Thank you kindly for the work with keeping K-9 light and efficient.

42lux

I loved the app and hated the icon with a passion. All the best. :)

Nux

Heavy user of k9. Thanks for your work!

pbhjpbhj

Oh no! K-9 Mail is awesome, what a great job you've done. Thanks so much.

Good luck with your next steps.

readthenotes1

"The months leading up to the release were quite stressful for me. All of us were working on many things at the same time to not let the targeted release date slip too much. We never worked overtime, though. And we got additional paid time off after the release "

I'm kind of curious what the source of the stress was. It clearly wasn't being overworked.

pavon

I don't know the nature of their deadline, but when I've been working to meet a deadline that couldn't be moved for legitimate reasons, not being approved to work overtime made the stress worse not better. Something I made and cared about was going to ship broken because I couldn't fix the problems quickly enough. Weekends were spent trying not to think about everything I could be doing on the project right now.

ninalanyon

Perhaps you only develop easy stuff.

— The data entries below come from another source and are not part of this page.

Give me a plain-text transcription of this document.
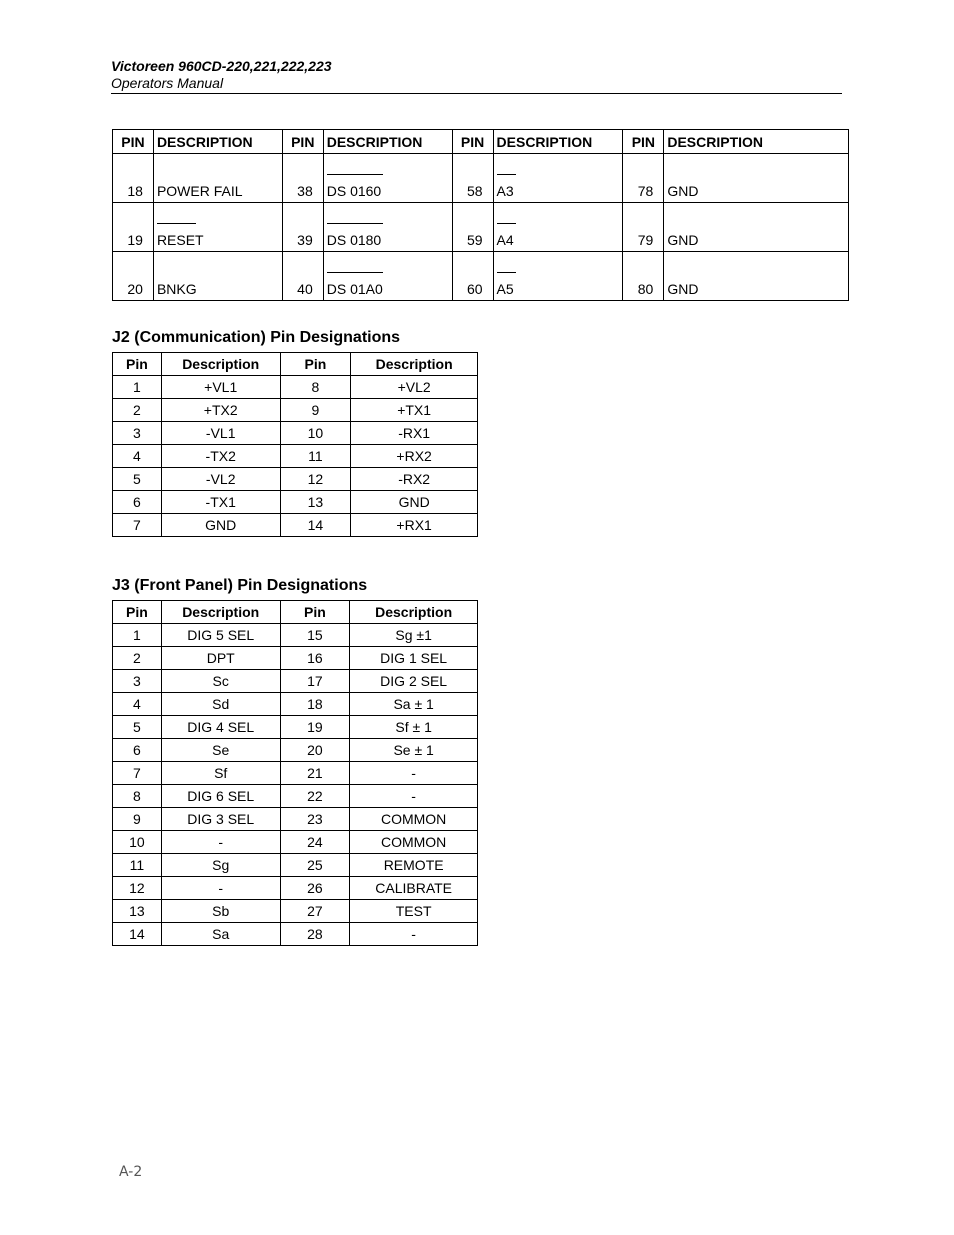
Victoreen 960CD-220,221,222,223
Operators Manual
PIN	DESCRIPTION	PIN	DESCRIPTION	PIN	DESCRIPTION	PIN	DESCRIPTION
18	POWER FAIL	38	DS 0160	58	A3	78	GND
19	RESET	39	DS 0180	59	A4	79	GND
20	BNKG	40	DS 01A0	60	A5	80	GND
J2 (Communication) Pin Designations
Pin	Description	Pin	Description
1	+VL1	8	+VL2
2	+TX2	9	+TX1
3	-VL1	10	-RX1
4	-TX2	11	+RX2
5	-VL2	12	-RX2
6	-TX1	13	GND
7	GND	14	+RX1
J3 (Front Panel) Pin Designations
Pin	Description	Pin	Description
1	DIG 5 SEL	15	Sg ±1
2	DPT	16	DIG 1 SEL
3	Sc	17	DIG 2 SEL
4	Sd	18	Sa ± 1
5	DIG 4 SEL	19	Sf ± 1
6	Se	20	Se ± 1
7	Sf	21	-
8	DIG 6 SEL	22	-
9	DIG 3 SEL	23	COMMON
10	-	24	COMMON
11	Sg	25	REMOTE
12	-	26	CALIBRATE
13	Sb	27	TEST
14	Sa	28	-
A-2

There were plenty of days when I was wrung out long before I had worked the regulation 7.5 hours.

sverhagen

Not working overtime (beyond, say, 8 hours a day), doesn't mean you're not getting swamped during the time (8 hours) that you are working.

null

[deleted]

nisegami

Sounds like there was a lot of context switching involved? I can see how that would be stressful.

LostMyLogin

Judging by their passion for the project, I imagine just the idea of releasing it was stressful.